A promising new propulsion system called the Pulsed Plasma Rocket (PPR) is being developed by Howe Industries. This innovative technology utilizes plasma, the fourth state of matter, to generate high-efficiency propulsion for spacecraft. The Pulsed Plasma Rocket (PPR) is originally derived from the Pulsed Fission Fusion concept, but is smaller, simpler, and more affordable. https://www.nasa.gov/general/pulsed-fission-fusion-puff-propulsion-concept/
Our world is usually broken down into three states of matter: solid, liquid and gas. When matter is cold, it is solid. As it heats up, it turns into a liquid. When more heat is applied, you get a gas. As you add even more heat, you get — plasma! The extra energy and heat break apart the neutral atoms and molecules in the gas into typically positively charged ions and negatively charged electrons. Plasma, for all its scarcity in our daily lives, makes up more than 99 percent of the observable matter in the universe (that is, if we discount dark matter).
Plasma technology has also been used in rockets to help us get around outer space, and it holds the most promise for getting humans to places we could only dream of before. These rockets need to be in the vacuum of outer space to work since the density of air near the earth’s surface slows down the acceleration of the ions in the plasma needed to create thrust, so we can’t actually use them for lift-off from earth.

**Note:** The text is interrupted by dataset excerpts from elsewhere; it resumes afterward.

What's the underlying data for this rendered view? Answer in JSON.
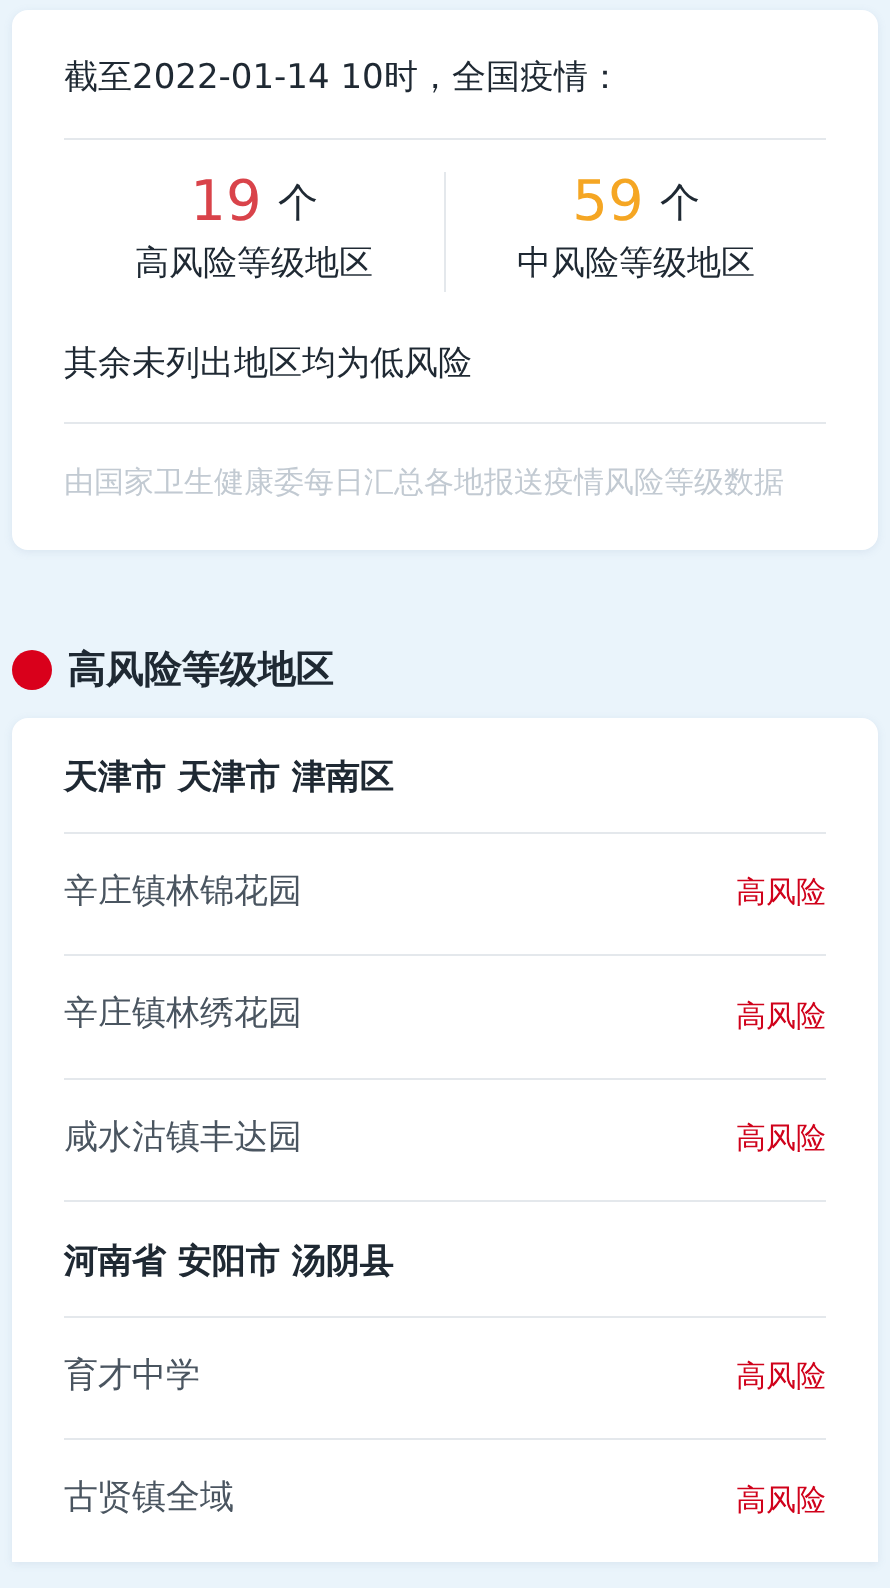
{
  "summary": {
    "title": "截至2022-01-14 10时，全国疫情：",
    "stats": [
      {
        "count": "19",
        "unit": "个",
        "label": "高风险等级地区",
        "color": "#d9434a"
      },
      {
        "count": "59",
        "unit": "个",
        "label": "中风险等级地区",
        "color": "#f5a623"
      }
    ],
    "note": "其余未列出地区均为低风险",
    "source": "由国家卫生健康委每日汇总各地报送疫情风险等级数据"
  },
  "section": {
    "title": "高风险等级地区",
    "color": "#d9001b",
    "groups": [
      {
        "region": "天津市 天津市 津南区",
        "places": [
          {
            "name": "辛庄镇林锦花园",
            "risk": "高风险"
          },
          {
            "name": "辛庄镇林绣花园",
            "risk": "高风险"
          },
          {
            "name": "咸水沽镇丰达园",
            "risk": "高风险"
          }
        ]
      },
      {
        "region": "河南省 安阳市 汤阴县",
        "places": [
          {
            "name": "育才中学",
            "risk": "高风险"
          },
          {
            "name": "古贤镇全域",
            "risk": "高风险"
          }
        ]
      }
    ]
  }
}
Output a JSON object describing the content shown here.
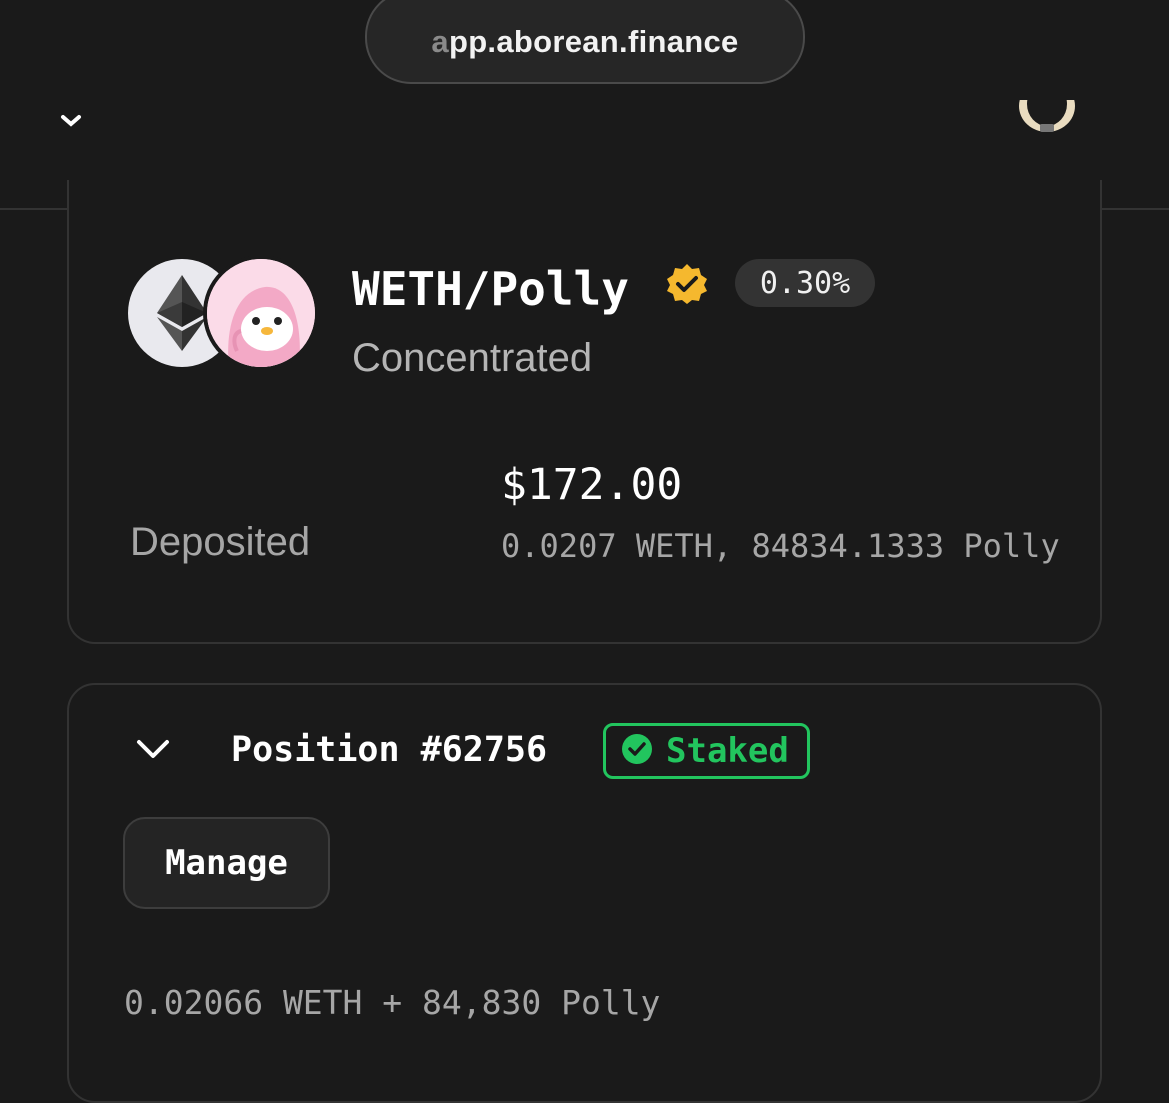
{
  "browser": {
    "url": "app.aborean.finance"
  },
  "pool": {
    "pair": "WETH/Polly",
    "fee": "0.30%",
    "type": "Concentrated",
    "token0_icon": "ethereum-icon",
    "token1_icon": "polly-penguin-icon",
    "verified_icon": "verified-badge-icon"
  },
  "deposited": {
    "label": "Deposited",
    "usd": "$172.00",
    "amounts": "0.0207 WETH, 84834.1333 Polly"
  },
  "position": {
    "title": "Position #62756",
    "status": "Staked",
    "status_color": "#22c55e",
    "manage_label": "Manage",
    "amounts": "0.02066 WETH + 84,830 Polly"
  }
}
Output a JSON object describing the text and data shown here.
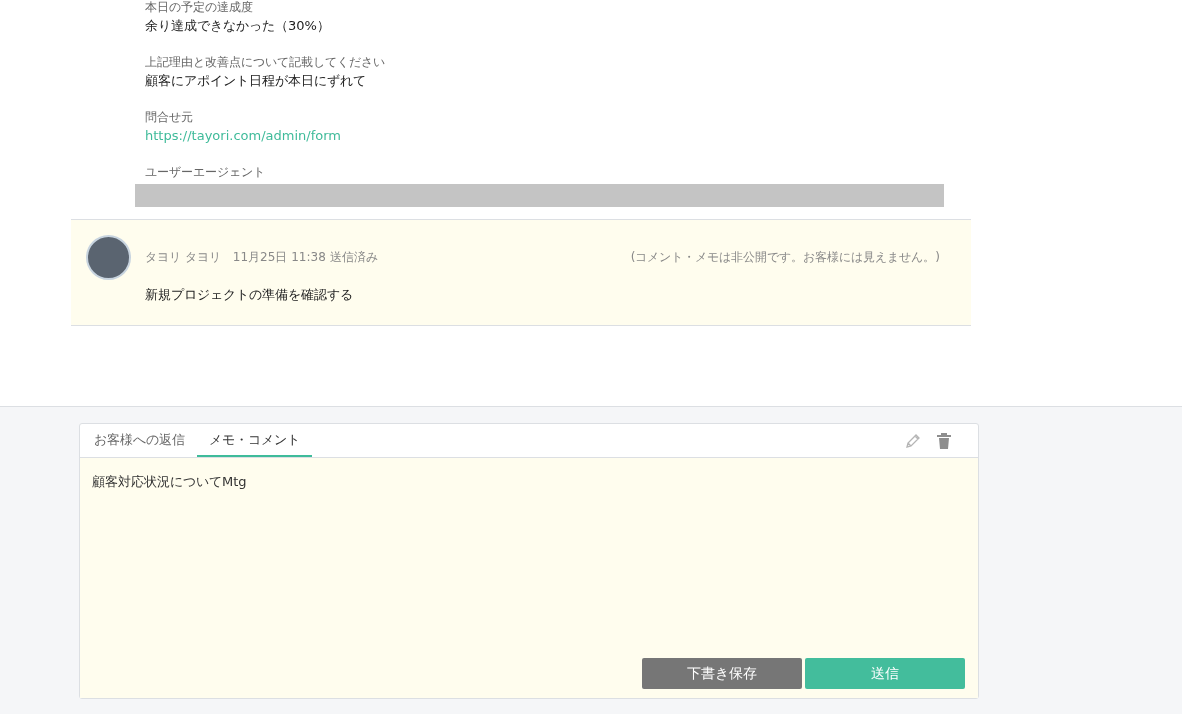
{
  "fields": [
    {
      "label": "本日の予定の達成度",
      "kind": "text",
      "value": "余り達成できなかった（30%）"
    },
    {
      "label": "上記理由と改善点について記載してください",
      "kind": "text",
      "value": "顧客にアポイント日程が本日にずれて"
    },
    {
      "label": "問合せ元",
      "kind": "link",
      "value": "https://tayori.com/admin/form"
    },
    {
      "label": "ユーザーエージェント",
      "kind": "redacted"
    }
  ],
  "comment": {
    "author": "タヨリ タヨリ",
    "time": "11月25日 11:38 送信済み",
    "notice": "(コメント・メモは非公開です。お客様には見えません。)",
    "body": "新規プロジェクトの準備を確認する"
  },
  "editor": {
    "tabs": [
      {
        "label": "お客様への返信",
        "selected": false
      },
      {
        "label": "メモ・コメント",
        "selected": true
      }
    ],
    "value": "顧客対応状況についてMtg",
    "buttons": [
      {
        "label": "下書き保存",
        "kind": "secondary"
      },
      {
        "label": "送信",
        "kind": "primary"
      }
    ]
  }
}
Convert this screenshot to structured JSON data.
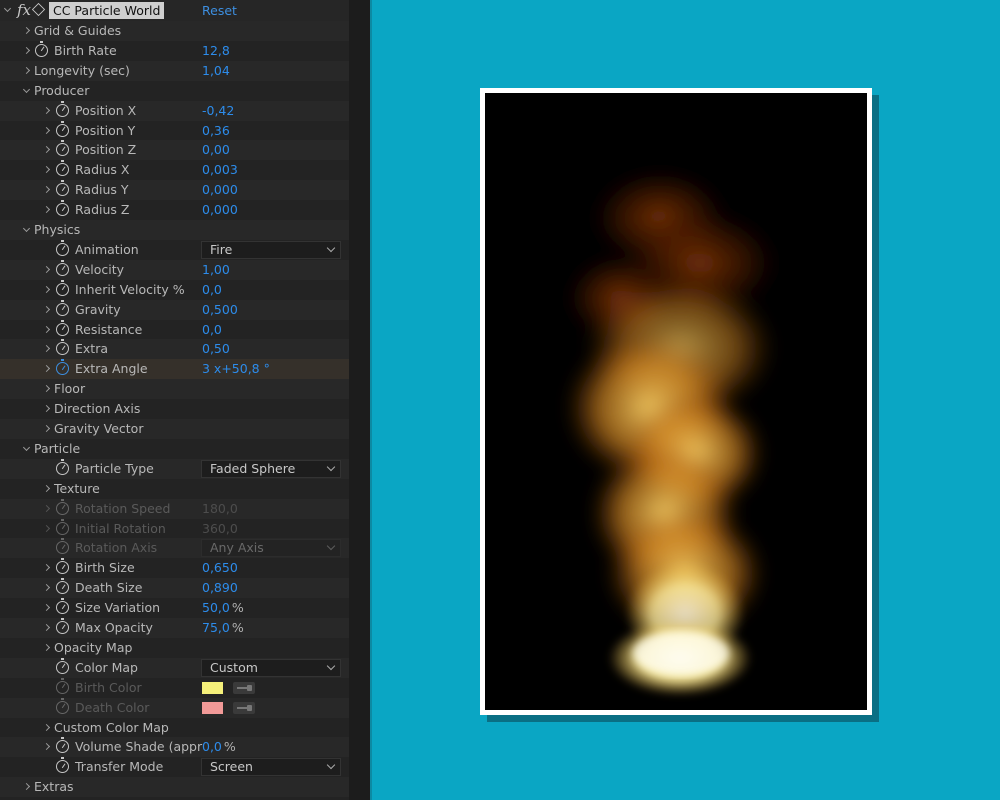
{
  "effect": {
    "fx_icon": "fx",
    "name": "CC Particle World",
    "reset_label": "Reset",
    "icons": [
      "fx-icon",
      "cube-icon",
      "stopwatch-icon",
      "chevron-right-icon",
      "chevron-down-icon",
      "eyedropper-icon"
    ]
  },
  "rows": [
    {
      "type": "group",
      "level": 0,
      "label": "Grid & Guides"
    },
    {
      "type": "prop",
      "level": 0,
      "label": "Birth Rate",
      "value": "12,8"
    },
    {
      "type": "prop",
      "level": 0,
      "label": "Longevity (sec)",
      "value": "1,04",
      "nostopwatch": true
    },
    {
      "type": "group",
      "level": 0,
      "label": "Producer",
      "open": true
    },
    {
      "type": "prop",
      "level": 1,
      "label": "Position X",
      "value": "-0,42"
    },
    {
      "type": "prop",
      "level": 1,
      "label": "Position Y",
      "value": "0,36"
    },
    {
      "type": "prop",
      "level": 1,
      "label": "Position Z",
      "value": "0,00"
    },
    {
      "type": "prop",
      "level": 1,
      "label": "Radius X",
      "value": "0,003"
    },
    {
      "type": "prop",
      "level": 1,
      "label": "Radius Y",
      "value": "0,000"
    },
    {
      "type": "prop",
      "level": 1,
      "label": "Radius Z",
      "value": "0,000"
    },
    {
      "type": "group",
      "level": 0,
      "label": "Physics",
      "open": true
    },
    {
      "type": "dropdown",
      "level": 1,
      "label": "Animation",
      "value": "Fire",
      "notwirl": true
    },
    {
      "type": "prop",
      "level": 1,
      "label": "Velocity",
      "value": "1,00"
    },
    {
      "type": "prop",
      "level": 1,
      "label": "Inherit Velocity %",
      "value": "0,0"
    },
    {
      "type": "prop",
      "level": 1,
      "label": "Gravity",
      "value": "0,500"
    },
    {
      "type": "prop",
      "level": 1,
      "label": "Resistance",
      "value": "0,0"
    },
    {
      "type": "prop",
      "level": 1,
      "label": "Extra",
      "value": "0,50"
    },
    {
      "type": "prop",
      "level": 1,
      "label": "Extra Angle",
      "value": "3 x+50,8 °",
      "active": true
    },
    {
      "type": "group",
      "level": 1,
      "label": "Floor"
    },
    {
      "type": "group",
      "level": 1,
      "label": "Direction Axis"
    },
    {
      "type": "group",
      "level": 1,
      "label": "Gravity Vector"
    },
    {
      "type": "group",
      "level": 0,
      "label": "Particle",
      "open": true
    },
    {
      "type": "dropdown",
      "level": 1,
      "label": "Particle Type",
      "value": "Faded Sphere",
      "notwirl": true
    },
    {
      "type": "group",
      "level": 1,
      "label": "Texture"
    },
    {
      "type": "prop",
      "level": 1,
      "label": "Rotation Speed",
      "value": "180,0",
      "disabled": true
    },
    {
      "type": "prop",
      "level": 1,
      "label": "Initial Rotation",
      "value": "360,0",
      "disabled": true
    },
    {
      "type": "dropdown",
      "level": 1,
      "label": "Rotation Axis",
      "value": "Any Axis",
      "disabled": true,
      "notwirl": true
    },
    {
      "type": "prop",
      "level": 1,
      "label": "Birth Size",
      "value": "0,650"
    },
    {
      "type": "prop",
      "level": 1,
      "label": "Death Size",
      "value": "0,890"
    },
    {
      "type": "prop",
      "level": 1,
      "label": "Size Variation",
      "value": "50,0",
      "unit": "%"
    },
    {
      "type": "prop",
      "level": 1,
      "label": "Max Opacity",
      "value": "75,0",
      "unit": "%"
    },
    {
      "type": "group",
      "level": 1,
      "label": "Opacity Map"
    },
    {
      "type": "dropdown",
      "level": 1,
      "label": "Color Map",
      "value": "Custom",
      "notwirl": true
    },
    {
      "type": "color",
      "level": 1,
      "label": "Birth Color",
      "color": "#f5f07a",
      "disabled": true
    },
    {
      "type": "color",
      "level": 1,
      "label": "Death Color",
      "color": "#f29a98",
      "disabled": true
    },
    {
      "type": "group",
      "level": 1,
      "label": "Custom Color Map"
    },
    {
      "type": "prop",
      "level": 1,
      "label": "Volume Shade (appr",
      "value": "0,0",
      "unit": "%"
    },
    {
      "type": "dropdown",
      "level": 1,
      "label": "Transfer Mode",
      "value": "Screen",
      "notwirl": true
    },
    {
      "type": "group",
      "level": 0,
      "label": "Extras"
    }
  ],
  "composition": {
    "background": "#000000",
    "frame_color": "#ffffff",
    "canvas_color": "#0aa6c4",
    "shadow_color": "#0a6f84",
    "accent_blue": "#2d8ceb"
  }
}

A NASA-funded NIAC (NASA Innovative Advanced Concept) Phase I study focused on using the PPR for a large, heavily shielded ship to transport humans and cargo to Mars. The study assessed the system’s neutronics, spacecraft design, power system, subsystems, magnetic nozzle capabilities, and trajectories. Phase II will build upon these assessments and further develop the PPR concept.
The PPR combines high specific impulse (Isp), a measure of how efficiently an engine generates thrust, and high thrust, potentially generating up to 100,000 N of thrust with an Isp of 5,000 seconds. To put this into perspective, current chemical rockets typically have an Isp of around 300-400 seconds. This level of efficiency could revolutionize space exploration, enabling manned missions to Mars in as little as two months. The technology also allows for the transport of heavily shielded spacecraft, reducing crew exposure to harmful galactic cosmic rays during long-duration missions. In addition to Mars missions, the PPR could be used for exploring other distant destinations.